问题
I'm trying to write parser for c++ style header file and failing to properly configure the parser.
Lexer:
lexer grammar HeaderLexer;
SectionLineComment
: LINE_COMMENT_SIGN Section CharacterSequence
;
Pragma
: POUND 'pragma'
;
Section
: AT_SIGN 'section'
;
Define
: POUND 'define'
| LINE_COMMENT_SIGN POUND 'define'
;
Booleanliteral
: False
| True
;
QuotedCharacterSequence
: '"' .*? '"'
;
ArraySequence
: '{' .*? '}'
| '[' .*? ']'
;
IntNumber
: Digit+
;
DoubleNumber
: Digit+ POINT Digit+
| ZERO POINT Digit+
;
CharacterSequence
: Text+
;
Identifier
: [a-zA-Z_0-9]+
;
BlockComment
: '/**' .*? '*/'
;
LineComment
: LINE_COMMENT_SIGN ~[\r\n]*
;
EmptyLineComment
: LINE_COMMENT_SIGN -> skip
;
Newline
: ( '\r' '\n'?
| '\n'
)
-> skip
;
WhiteSpace
: [ \r\n\t]+ -> skip;
fragment POUND : '#';
fragment AT_SIGN : '@';
fragment LINE_COMMENT_SIGN : '//';
fragment POINT : '.';
fragment ZERO : '0';
fragment Digit
: [0-9]
;
fragment Text
: [a-zA-Z0-9.]
;
fragment False
: 'false'
;
fragment True
: 'true'
;
Parser:
parser grammar HeaderParser;
options { tokenVocab=HeaderLexer; }
compilationUnit: statement* EOF;
statement
: comment? pragmaDirective
| comment? defineDirective
| section
| comment
;
pragmaDirective
: Pragma CharacterSequence
;
defineDirective
: Define Identifier Booleanliteral LineComment?

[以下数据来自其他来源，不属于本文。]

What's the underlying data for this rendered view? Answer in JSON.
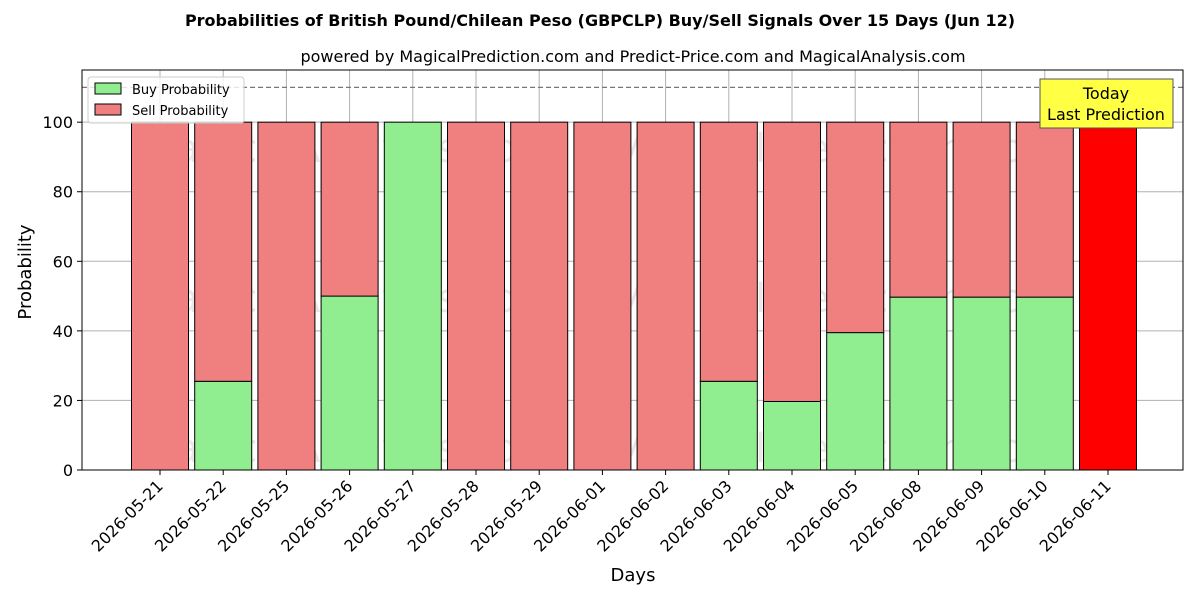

| Define Identifier DoubleNumber LineComment?
| Define Identifier IntNumber LineComment?
| Define Identifier CharacterSequence LineComment?
| Define Identifier QuotedCharacterSequence LineComment?
| Define Identifier ArraySequence LineComment?
| Define Identifier
;
section: SectionLineComment;
comment
: BlockComment
| LineComment+
;
Text to parse:
/**
* BLOCK COMMENT
*/
#pragma once
/**
* BLOCK COMMENT
*/
#define CONFIGURATION_H_VERSION 12345
#define IDENTIFIER abcd
#define IDENTIFIER_1 abcd
#define IDENTIFIER_1 abcd.dd
#define IDENTIFIER_2 true // Line
#define IDENTIFIER_20 {ONE, TWO} // Line
#define IDENTIFIER_20_30 { 1, 2, 3, 4 }
#define IDENTIFIER_20_30_A [ 1, 2, 3, 4 ]
#define DEFAULT_A 10.0
//================================================================
//============================= INFO =============================
//================================================================
/**
* SEPARATE BLOCK COMMENT
*/
//==================================================================
//============================= INFO ===============================
//==================================================================
// Line 1
// Line 2
//
// @section test
// Line 3
#define IDENTIFIER_TWO "(ONE, TWO, THREE)" // Line 4
//#define IDENTIFIER_3 Version.h // Line 5
// Line 6
#define IDENTIFIER_THREE
With this configuration I have few issues:
- The parser could not correctly parse "#define IDENTIFIER abcd" on line 11
- "// @section test" on line 36 is parsed as a line comment, but I need to parse this as a separate token
- Parsing of the commented define directive is not working "//#define IDENTIFIER_3 Version.h // Line 5"
回答1:
Whenever there are problems when parsing, you should check what kind of tokens the lexer is producing.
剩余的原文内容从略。